How to deal with an aggressive Yorkie
How to travel with a Yorkie

How to deal with an aggressive Yorkie

Do you own an aggressive dog? This can cause problems for you, your family and neighbors, not to mention, of course, the dog itself. Obviously, it is easier to train a puppy, but with a little extra time and patience, you can train older dogs.

The first thing to consider is why the dog is becoming aggressive. Is it to certain neighbors or particular members of the family or just to everybody? To be aggressive to one’s master is unusual for dogs, and possibly means you are not respected as the alpha person. To gain respect as the alpha ‘dog’ is reasonably easy, you feed them, you walk them, and you take the main responsibility for the dog’s training.

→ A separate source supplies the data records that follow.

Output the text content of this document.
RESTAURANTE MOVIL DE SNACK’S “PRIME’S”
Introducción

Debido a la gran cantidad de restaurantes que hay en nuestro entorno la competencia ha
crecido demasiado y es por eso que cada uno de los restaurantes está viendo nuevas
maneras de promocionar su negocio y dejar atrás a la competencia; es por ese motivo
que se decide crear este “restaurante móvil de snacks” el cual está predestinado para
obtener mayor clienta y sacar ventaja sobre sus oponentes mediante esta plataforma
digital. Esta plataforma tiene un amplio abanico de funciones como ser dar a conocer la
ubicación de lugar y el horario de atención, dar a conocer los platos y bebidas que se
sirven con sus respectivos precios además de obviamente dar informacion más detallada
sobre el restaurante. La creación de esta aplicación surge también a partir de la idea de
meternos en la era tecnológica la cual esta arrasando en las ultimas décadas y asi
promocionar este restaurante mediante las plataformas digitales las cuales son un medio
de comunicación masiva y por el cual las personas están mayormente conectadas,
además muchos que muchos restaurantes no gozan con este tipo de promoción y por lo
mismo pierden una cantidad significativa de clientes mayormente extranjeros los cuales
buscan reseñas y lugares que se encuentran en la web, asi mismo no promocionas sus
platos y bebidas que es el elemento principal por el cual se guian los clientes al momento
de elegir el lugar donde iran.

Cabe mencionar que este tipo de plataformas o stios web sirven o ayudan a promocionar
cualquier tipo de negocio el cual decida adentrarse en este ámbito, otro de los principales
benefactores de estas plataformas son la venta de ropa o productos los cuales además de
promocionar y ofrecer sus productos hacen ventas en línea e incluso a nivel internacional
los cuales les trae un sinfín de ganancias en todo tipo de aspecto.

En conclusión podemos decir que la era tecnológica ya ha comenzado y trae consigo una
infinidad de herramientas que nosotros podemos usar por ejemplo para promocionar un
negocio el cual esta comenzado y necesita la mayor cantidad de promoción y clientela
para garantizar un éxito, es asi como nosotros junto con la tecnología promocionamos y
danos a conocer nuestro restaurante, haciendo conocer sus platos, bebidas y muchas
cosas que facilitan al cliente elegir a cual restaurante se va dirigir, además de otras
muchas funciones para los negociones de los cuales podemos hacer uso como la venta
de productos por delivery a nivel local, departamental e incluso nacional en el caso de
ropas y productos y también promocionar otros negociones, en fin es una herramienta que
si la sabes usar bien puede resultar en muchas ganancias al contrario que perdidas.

Try not to be afraid of your dog, as this shows them they are the superior. Give the dog treats for good behavior and make a lot of fuss of them, DO NOT play rough with an aggressive dog, this would probably end in tears before bedtime for you both. You should never physically punish your dog; a stern word is always enough. It is a good idea to have the same command, as often as possible, for instances when your dog is doing something unacceptable.

When your dog barks or growls try just saying ‘NO’, in a stern voice, and then distract it with a treat of some description. Do not actually give the treat until the dog has stopped for a second or two, then give the treat and some fussing. Simple though this sounds it is often very effective. It is important to state here that if your dog is aggressive because of long periods of being tied up or being teased then the trust factor will take a lot longer to build.

Smacking your dog will also cause problems rather than solve them, it only teaches the dog violence and aggression. The more time you spend and the more notice you take of your dog the better they will be and the happier all concerned will be, your dog wants to be loved and be happy and make you happy.

Should you have had a dog for some time and they suddenly become aggressive then give consideration to illness, and decide whether to contact a vet. Consider where the dog is kept or spends most of their time, can they feel safe, is anybody teasing or mistreating them. Some dog breeds are more aggressive than others and these will, of course, take longer to train.

Remember the most common causes of aggression in dogs are fear or territorial. In the case of fear you can, if safe to do so, gradually expose the dog to whatever they fear. Do this in short bursts and always make a fuss of them whilst doing so, this will show them that you are not afraid and as long as only exposed for short periods they will gradually become used to it and fear it no longer.

Obviously, this does depend on the fear, as in should it be a fear of guns do not sit next to your dog firing a gun in the air. When fear is involved good common sense must prevail if the animal fears something it does not need to go near or that is inherently dangerous then consider whether or not it is necessary to acclimatize them to it.

Territorial aggression is a little harder but with time can be achieved. Invade the dog’s space slightly and wait a few seconds before calling the dog to you. When the dog comes to you distract them with a treat and then make a fuss of them. When the dog does not bark or snarl at you then invade the space slightly further, do not always invade until they bark or snarl, but just a little and then repeat calling and treating. You will find over a period of weeks that the territorial problems stop.

If the territorial problem is aimed at a particular individual but not the dog’s main caregiver then get the main caregiver to take this person into the dog’s space and make a fuss of the dog with them present. When the dog is calmer make a point of being friendly to whoever it was and then introduce the dog to them, being aware of the person’s safety.